Horne noted that “one of the most intriguing potential mechanistic aspects” to the phenomena is that “fasting is well known to induce ketosis, in which fatty acids are extracted from adipose tissue and converted into ketones.”

“A group in England has described a pocket on the surface of the SARS-CoV-2 spike protein into which one or more of the fatty acids (primarily linoleic acid) fits as a receptor-ligand pairing,” he said. “When linoleic acid is attached to the spike protein’s fatty acid pocket, the spike becomes locked in a shape that makes it difficult for the virus to attach to the ACE2 protein on the surface of human cells and, thus, this limits the severity of COVID-19. Both fasting and ketogenic diets should cause this misshapen spike protein to occur.”

Messages for PCPs

Horne said there are multiple take-home messages for primary care providers.

“One is that in addition to the vaccine and antiviral options that are available now, fasting is a no-cost, low-risk dietary behavior that most adults should be able to use safely in addition to vaccines (I encourage people to get vaccinated) to improve their health and protect against severe COVID-19,” he said.

Additionally, Horne noted that the research team studied periodic fasting in those who had been following their approximately once-per-month 24-hour fast for more than 40 years, “which should have conditioned their body to respond quickly to any fasting and may have over the years and decades reduced the risk of coronary disease, diabetes, heart failure, and other chronic diseases.”

“Since fasting is generally safe and available without prescription, though, most adults may benefit from it,” he said. “Because people do not have 40 years to build up their fasting, it is likely that an intermittent fasting regimen of 1, 2 or up to 3.5 days per week of fasting or the fasting regimen called time-restricted eating should also trigger the same mechanisms as periodic fasting and provide more immediate benefits since people do not have the time to wait for 40 years to use a 1-day-per-month periodic fasting regimen to obtain the immediate need for relief from COVID-19.”

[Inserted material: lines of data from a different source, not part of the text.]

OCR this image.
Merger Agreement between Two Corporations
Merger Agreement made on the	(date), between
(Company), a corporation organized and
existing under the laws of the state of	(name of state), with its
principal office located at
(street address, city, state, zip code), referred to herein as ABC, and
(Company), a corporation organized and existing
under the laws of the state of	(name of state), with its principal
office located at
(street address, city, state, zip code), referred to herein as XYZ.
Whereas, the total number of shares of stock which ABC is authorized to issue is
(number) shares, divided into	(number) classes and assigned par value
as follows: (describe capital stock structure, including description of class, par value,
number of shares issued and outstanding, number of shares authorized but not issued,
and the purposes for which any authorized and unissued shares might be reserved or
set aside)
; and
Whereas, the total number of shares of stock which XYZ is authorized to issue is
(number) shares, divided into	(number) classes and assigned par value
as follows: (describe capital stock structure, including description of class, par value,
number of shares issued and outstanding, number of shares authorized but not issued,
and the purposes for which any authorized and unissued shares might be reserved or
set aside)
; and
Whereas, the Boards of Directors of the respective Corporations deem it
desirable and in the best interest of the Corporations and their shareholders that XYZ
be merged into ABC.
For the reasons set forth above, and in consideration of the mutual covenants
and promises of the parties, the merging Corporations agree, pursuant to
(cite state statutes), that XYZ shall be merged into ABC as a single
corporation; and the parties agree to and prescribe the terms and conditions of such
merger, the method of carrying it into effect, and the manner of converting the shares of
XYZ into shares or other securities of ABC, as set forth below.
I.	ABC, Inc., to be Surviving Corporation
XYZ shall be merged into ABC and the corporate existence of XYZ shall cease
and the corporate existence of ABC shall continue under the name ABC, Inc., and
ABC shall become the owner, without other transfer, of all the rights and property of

Horne also mentioned the “numerous safety precautions that should be considered regarding intermittent fasting.”

“There are groups of people who need more caution, some who need enhanced health monitoring, and others who simply may not be candidates for fasting, but these are small proportions of the general population,” he said. “But there are some people who may be harmed more by fasting than they are benefitted if precautions are not taken, and this is important because people can engage in fasting without a prescription or without consulting a health professional.”

For example, Horne said people with diabetes who are taking medications that lower blood sugar could have an adverse reaction to fasting because it “acutely reduces blood sugar while food is being withheld.”

“Also, children generally should not fast for health purposes unless their health professional has prescribed it for them because it can blunt physical and cognitive development when used inappropriately,” he said. “People with eating disorders or malnutrition also should not fast.”